On my own time, I have built a special clock that displays the time in word format. This was my first foray into electrical engineering, and I had an absolute blast with it. I learned a lot of hard skills like how to wire electrical diagrams, how to print PCBs, how to solder, how to wire and code with Arduino, and how to build enclosures. I also learned some soft skills like how to improve upon a design, and how to learn from other designs from other people.
This was my first dip into electrical engineering, so I looked around online for cool projects to do and I settled on a word clock. After digging around some guides with wildly different construction setups, I cannibalized different aspects of each word clock I saw, but took the time to add some ingredients from my brain. I finalized on an Arduino, controlling daisy-chained shift registers, which control 121 LEDs that light up behind a predetermined letter template. I figured out how to shift registers worked, learned how to design circuits in Eagle, used a PCB milling machine to create PCBs, spent many days soldering and resoldering components together, and coded a rudimentary setup in the Arduino ecosystem. After 3 weeks of hard work, I finally finished my working creation.

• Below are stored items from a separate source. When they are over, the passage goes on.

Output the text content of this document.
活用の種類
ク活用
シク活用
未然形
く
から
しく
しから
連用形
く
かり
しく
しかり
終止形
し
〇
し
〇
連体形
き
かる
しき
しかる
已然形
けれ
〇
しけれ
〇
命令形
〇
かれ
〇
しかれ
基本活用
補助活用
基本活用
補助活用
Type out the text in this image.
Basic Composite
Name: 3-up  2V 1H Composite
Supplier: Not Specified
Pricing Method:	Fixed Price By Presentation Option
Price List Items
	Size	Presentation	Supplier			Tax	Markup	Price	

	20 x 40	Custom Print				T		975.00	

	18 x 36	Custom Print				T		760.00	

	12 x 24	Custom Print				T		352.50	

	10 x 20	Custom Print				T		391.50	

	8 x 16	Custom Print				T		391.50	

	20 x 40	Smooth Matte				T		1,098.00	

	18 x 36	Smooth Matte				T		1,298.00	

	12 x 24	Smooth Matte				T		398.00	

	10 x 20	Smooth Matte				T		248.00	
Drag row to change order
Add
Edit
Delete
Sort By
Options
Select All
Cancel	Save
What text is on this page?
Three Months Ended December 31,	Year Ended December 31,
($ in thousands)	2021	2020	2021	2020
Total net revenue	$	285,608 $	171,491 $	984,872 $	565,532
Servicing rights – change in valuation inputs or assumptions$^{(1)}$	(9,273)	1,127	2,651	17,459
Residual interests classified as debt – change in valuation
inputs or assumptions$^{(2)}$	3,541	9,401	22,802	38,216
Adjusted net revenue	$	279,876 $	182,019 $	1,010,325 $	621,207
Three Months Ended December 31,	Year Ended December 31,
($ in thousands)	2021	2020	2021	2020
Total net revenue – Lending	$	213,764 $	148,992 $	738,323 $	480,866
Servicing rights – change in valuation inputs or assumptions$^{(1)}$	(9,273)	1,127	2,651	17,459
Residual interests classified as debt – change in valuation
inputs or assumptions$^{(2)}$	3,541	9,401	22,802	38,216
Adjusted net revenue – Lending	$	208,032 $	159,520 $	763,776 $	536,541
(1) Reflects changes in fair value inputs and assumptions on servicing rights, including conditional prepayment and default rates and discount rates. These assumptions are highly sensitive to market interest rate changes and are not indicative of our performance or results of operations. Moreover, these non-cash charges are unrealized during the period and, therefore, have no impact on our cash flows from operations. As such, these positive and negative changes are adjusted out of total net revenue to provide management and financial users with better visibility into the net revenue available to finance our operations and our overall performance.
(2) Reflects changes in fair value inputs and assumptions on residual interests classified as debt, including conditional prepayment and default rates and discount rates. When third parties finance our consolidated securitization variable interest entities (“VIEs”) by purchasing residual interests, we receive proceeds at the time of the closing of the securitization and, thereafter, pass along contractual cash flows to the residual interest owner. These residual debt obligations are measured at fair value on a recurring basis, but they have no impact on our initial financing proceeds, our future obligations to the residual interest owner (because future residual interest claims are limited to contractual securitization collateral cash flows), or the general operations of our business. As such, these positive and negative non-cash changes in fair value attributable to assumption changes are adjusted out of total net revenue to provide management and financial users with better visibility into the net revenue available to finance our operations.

This clock was my prize pig for a while, but it had a lot of issues that could lend itself as more experience. The wiring from PCB to LEDs took up a significant amount of clutter and were haphazardly tangled in a space behind the clock. Also, the resistors for the LEDs were soldered to the head of the LEDs, which involved a lot of excess electrical tape to prevent shorts. I started to design a smaller board that could be printed multiple times. Since a single shift register can only control 8 LEDs at once, I decided to cram 8 LEDs, 8 resistors, a shift register, and routing into a board smaller than a credit card. Each board would connect to the next through a small 5 pin connection. The old clock would eventually fall behind a real clock, and I soon realized that the internal microprocessor inside an Arduino doesn't count time accurately. I found and integrated an auxiliary unit with a crystal meant for counting time, and I added buttons for the user to adjust the time if it were off. I also implemented a coding new framework that made it much easier to edit letters the lights were shining on. After a couple of weeks, I managed to complete this new clock.